Author tries to cancel apple pie by linking it to genocide

Bye, bye America’s pie.

A UK newspaper is being accused of making an attempt to cancel apple pie by linking it to slavery and the “ongoing genocide of indigenous people.”

In a prolonged examination in The Guardian, writer and scholar Raj Patel lists the ways in which persons are unsuitable in assuming that “nothing could be more American” — with even the recipe a rip-off of a British pumpkin pie.

He then lists at size the generally “bloody” origins of virtually each a part of the beloved dish — from apples, sugar, and even the gingham material it is historically served with.

“In the drama of nationalist culture, the bloody and international origins of the apple pie are subject to a collective amnesia,” Patel wrote.

“The apple pie is as American as stolen land, wealth and labor. We live its consequences today,” concluded the writer, a research professor within the Lyndon B Johnson School of Public Affairs on the University of Texas.

A United States postage stamp depicting Johnny Appleseed. Apples have long been a foundation of American culture.
A United States postage stamp depicting Johnny Appleseed. Apples have lengthy been a basis of American tradition.
Blank Archives/Getty Images

The article — “Food injustice has deep roots: let’s start with America’s apple pie” — particulars how apples got here to the west within the 1500s with colonists and their “vast and ongoing genocide of Indigenous people.”

English colonizers then used apple bushes “as markers of civilization, which is to say property,” he wrote.

“John Chapman, better known as Johnny Appleseed, took these markers of colonized property to the frontiers of US expansion where his trees stood as symbols that Indigenous communities had been extirpated,” he wrote.

He linked sugar to the slave commerce, and gingham to “war capitalism” that “enslaved and committed acts of genocide against millions of Indigenous people in North America, and millions of Africans and their descendants through the transatlantic slave trade.”

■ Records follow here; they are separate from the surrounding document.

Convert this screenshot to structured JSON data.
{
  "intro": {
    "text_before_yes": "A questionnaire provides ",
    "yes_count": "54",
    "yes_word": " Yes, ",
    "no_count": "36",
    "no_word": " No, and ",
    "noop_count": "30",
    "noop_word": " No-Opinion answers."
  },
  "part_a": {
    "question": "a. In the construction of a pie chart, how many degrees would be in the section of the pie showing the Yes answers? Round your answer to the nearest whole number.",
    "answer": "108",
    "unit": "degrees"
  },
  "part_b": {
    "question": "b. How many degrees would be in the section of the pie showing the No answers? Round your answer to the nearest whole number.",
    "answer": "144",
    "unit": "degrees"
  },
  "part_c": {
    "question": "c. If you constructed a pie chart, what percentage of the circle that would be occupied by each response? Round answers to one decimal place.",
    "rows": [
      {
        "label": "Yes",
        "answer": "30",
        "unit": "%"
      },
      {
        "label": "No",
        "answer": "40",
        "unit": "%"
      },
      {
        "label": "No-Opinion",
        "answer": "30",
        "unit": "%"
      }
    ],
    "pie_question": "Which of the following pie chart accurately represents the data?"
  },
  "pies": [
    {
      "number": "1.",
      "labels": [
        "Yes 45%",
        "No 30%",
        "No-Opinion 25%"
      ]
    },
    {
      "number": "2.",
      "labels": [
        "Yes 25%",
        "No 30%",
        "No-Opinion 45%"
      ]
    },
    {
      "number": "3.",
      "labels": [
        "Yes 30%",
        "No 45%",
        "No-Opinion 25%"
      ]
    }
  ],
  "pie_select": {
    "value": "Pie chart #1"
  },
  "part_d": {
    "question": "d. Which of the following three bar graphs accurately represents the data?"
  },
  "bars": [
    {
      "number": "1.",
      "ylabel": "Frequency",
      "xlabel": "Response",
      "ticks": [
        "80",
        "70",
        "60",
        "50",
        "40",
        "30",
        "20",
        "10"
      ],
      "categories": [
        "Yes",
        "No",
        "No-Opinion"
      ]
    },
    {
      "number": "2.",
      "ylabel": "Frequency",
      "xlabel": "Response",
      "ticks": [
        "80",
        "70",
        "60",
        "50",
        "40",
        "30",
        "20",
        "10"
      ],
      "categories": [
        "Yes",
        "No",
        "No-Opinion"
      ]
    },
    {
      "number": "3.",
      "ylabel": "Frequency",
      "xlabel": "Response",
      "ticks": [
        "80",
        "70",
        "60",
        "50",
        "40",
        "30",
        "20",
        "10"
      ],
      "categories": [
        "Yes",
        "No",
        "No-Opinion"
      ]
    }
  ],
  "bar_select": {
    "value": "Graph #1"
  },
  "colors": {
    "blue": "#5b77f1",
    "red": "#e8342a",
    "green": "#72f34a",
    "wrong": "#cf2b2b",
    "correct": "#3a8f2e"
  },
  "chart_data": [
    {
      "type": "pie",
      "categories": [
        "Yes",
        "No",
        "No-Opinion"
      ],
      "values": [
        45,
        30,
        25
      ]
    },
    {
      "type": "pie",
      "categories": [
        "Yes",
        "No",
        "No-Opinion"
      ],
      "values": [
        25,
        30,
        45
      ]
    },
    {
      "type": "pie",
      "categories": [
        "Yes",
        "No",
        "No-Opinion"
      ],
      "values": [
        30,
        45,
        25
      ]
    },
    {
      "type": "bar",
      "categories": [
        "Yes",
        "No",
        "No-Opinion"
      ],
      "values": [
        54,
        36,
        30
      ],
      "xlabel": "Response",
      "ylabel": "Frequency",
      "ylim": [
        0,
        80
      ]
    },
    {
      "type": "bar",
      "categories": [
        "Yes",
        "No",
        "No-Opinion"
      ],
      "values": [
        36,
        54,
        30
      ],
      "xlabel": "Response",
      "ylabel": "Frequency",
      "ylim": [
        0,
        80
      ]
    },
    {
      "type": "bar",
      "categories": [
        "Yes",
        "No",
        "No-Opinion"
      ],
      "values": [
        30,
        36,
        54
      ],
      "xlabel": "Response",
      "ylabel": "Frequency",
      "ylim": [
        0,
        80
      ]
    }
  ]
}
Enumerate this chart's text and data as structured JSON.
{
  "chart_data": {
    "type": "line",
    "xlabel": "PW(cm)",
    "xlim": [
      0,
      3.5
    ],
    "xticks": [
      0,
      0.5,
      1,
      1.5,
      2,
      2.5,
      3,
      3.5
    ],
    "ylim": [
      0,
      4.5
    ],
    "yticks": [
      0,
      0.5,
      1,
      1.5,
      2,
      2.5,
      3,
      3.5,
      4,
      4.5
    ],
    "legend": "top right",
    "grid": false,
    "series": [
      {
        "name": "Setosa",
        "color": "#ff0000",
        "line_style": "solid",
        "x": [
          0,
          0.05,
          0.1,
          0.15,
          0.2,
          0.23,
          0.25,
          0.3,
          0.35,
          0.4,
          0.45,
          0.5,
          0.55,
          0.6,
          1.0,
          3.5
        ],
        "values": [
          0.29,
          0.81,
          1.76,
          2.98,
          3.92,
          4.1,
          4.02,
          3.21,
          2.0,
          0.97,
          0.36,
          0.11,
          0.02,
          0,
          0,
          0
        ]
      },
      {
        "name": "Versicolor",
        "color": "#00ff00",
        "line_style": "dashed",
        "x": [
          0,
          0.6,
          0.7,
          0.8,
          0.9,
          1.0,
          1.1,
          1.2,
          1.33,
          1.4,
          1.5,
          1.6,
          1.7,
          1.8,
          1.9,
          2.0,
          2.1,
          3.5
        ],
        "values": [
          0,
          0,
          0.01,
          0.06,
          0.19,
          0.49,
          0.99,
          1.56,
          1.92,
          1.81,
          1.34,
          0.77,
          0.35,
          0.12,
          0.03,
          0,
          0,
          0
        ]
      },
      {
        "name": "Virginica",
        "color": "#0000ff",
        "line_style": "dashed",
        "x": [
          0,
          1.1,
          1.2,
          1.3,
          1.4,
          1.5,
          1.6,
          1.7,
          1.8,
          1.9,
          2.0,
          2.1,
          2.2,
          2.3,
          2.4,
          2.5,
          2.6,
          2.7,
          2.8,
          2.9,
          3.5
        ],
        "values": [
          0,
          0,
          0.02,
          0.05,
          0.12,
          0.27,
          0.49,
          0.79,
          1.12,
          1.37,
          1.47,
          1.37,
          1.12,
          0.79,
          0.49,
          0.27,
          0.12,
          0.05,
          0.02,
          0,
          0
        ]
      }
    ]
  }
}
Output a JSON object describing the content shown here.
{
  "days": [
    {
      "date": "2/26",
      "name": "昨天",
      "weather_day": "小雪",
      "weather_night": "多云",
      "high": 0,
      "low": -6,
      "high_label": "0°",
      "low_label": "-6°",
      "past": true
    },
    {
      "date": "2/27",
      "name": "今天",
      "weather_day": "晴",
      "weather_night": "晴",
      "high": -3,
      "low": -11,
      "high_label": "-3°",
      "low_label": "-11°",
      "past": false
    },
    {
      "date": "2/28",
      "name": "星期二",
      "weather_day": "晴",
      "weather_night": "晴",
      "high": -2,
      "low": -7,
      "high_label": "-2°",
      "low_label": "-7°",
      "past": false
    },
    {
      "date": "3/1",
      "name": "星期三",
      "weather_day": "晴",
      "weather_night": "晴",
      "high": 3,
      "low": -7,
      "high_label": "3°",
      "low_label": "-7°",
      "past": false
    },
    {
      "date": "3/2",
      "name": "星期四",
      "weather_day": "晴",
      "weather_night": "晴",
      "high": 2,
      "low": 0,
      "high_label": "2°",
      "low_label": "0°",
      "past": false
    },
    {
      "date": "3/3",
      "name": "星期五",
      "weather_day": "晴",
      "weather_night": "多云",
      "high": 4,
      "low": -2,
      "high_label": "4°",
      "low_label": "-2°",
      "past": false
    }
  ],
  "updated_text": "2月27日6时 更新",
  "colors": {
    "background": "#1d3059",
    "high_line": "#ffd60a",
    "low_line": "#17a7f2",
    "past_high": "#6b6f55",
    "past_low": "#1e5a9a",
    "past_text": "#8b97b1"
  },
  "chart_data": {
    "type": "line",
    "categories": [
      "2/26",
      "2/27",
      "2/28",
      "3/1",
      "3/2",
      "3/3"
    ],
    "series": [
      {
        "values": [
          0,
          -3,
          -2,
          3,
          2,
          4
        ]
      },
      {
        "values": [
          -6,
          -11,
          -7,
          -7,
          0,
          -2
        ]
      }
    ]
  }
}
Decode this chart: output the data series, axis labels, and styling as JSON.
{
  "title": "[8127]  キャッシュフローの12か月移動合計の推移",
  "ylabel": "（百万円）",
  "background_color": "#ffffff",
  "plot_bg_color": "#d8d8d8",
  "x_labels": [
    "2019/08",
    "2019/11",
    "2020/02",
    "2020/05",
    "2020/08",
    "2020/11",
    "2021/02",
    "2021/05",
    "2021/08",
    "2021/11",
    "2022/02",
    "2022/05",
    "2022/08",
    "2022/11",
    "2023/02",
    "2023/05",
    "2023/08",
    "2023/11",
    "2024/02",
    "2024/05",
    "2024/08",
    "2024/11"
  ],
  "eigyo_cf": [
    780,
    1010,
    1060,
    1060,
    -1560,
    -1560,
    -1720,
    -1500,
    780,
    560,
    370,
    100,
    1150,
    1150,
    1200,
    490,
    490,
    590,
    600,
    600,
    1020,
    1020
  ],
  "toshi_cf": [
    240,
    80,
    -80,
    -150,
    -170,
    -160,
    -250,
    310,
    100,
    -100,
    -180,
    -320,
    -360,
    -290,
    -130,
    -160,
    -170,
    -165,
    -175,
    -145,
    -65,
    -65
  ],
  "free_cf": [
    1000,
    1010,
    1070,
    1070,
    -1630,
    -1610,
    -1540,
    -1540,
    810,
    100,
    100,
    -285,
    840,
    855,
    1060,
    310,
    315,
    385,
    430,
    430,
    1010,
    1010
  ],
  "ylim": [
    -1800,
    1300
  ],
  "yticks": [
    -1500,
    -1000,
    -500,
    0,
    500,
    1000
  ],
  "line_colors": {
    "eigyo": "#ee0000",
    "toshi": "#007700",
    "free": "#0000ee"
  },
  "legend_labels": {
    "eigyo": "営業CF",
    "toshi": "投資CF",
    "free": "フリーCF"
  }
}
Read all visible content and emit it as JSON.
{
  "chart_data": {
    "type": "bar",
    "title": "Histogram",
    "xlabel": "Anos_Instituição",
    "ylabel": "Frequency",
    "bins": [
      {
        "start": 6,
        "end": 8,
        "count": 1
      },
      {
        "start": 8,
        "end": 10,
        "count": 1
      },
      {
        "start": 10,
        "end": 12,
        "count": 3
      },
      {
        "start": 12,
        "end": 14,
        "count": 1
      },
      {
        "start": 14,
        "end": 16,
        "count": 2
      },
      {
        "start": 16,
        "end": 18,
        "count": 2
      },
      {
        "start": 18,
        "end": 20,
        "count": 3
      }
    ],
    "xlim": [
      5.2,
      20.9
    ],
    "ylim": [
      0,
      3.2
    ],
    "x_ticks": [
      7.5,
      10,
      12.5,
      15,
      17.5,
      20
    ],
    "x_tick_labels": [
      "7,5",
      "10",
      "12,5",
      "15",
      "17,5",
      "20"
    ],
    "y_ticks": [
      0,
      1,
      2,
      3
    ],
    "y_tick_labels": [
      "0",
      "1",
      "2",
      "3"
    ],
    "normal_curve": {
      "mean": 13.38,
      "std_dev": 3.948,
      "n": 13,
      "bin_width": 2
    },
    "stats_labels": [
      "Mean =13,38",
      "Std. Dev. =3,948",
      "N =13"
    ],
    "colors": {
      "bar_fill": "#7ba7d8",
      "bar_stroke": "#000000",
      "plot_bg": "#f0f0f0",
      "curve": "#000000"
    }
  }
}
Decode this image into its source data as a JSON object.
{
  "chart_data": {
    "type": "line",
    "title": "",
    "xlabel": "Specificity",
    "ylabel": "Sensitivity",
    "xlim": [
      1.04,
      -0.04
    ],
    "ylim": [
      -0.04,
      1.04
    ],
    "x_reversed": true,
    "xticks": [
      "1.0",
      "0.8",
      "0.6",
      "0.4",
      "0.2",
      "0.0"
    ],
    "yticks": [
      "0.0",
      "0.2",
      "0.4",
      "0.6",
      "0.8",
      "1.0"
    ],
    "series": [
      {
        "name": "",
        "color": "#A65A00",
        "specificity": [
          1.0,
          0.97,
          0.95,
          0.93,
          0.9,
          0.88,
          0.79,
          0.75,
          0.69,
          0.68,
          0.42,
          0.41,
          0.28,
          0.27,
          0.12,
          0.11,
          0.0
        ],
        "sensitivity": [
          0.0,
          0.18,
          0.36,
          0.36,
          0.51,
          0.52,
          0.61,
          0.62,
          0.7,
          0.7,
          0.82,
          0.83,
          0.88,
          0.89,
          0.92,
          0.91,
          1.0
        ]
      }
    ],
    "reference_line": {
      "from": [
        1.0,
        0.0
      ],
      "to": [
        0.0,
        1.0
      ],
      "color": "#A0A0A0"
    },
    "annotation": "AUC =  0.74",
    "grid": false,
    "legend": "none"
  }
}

While the article was revealed final month, it began going viral this week — outraging conservative commentators.

“I remember when we used to use the phrase ‘the flag, motherhood, and apple pie’ to signify things about which Americans were unified. It is now ‘an offensive symbol of white supremacy’ and ‘birthing people,’” Ben Shapiro tweeted Tuesday, including, “So I guess we’re still good with apple pie.”

Ben Shapiro's tweeted about the apple pie controversy.
Ben Shapiro’s tweeted in regards to the apple pie controversy.
Twitter

While he didn’t straight hyperlink it to the Guardian article, many others did as they expressed outrage at Patel’s claims.

“According to The Guardian newspaper(London), apple pie is racist too. These people are nuts,” @Zayphar wrote.

Another commentator named John Black wrote, “The ‘woke’ #CancelCulture mob seeks to destroy everything that is American and/or good.”

Some Twitter users thought the attack on apple pie was done as an intentional parody of cancel culture.
Some Twitter customers thought the assault on apple pie was carried out as an intentional parody of cancel tradition.
Bettmann Archive

“It’s so absurd it sounds like a parody of #CancelCulture. No such luck…” he tweeted.

Others joked about imaginary complaints individuals might even have with the candy deal with.

“And what about people with gluten sensitivity? Apple pie is glutenist AF!” one individual joked.

"The apple pie is as American as stolen land, wealth and labor. We live its consequences today," Raj Patel wrote.
“The apple pie is as American as stolen land, wealth and labor. We live its consequences today,” Raj Patel wrote.
Neilson Barnard/Getty Images for New York Times

Meanwhile, a Twitter consumer named Paul W. suggested people stay away from the desert due to the gross Jason Biggs scene of the 1999 film with the identical identify.

“Have you seen what people do to apple pies? They even made a whole movie franchise out of it,” he quipped.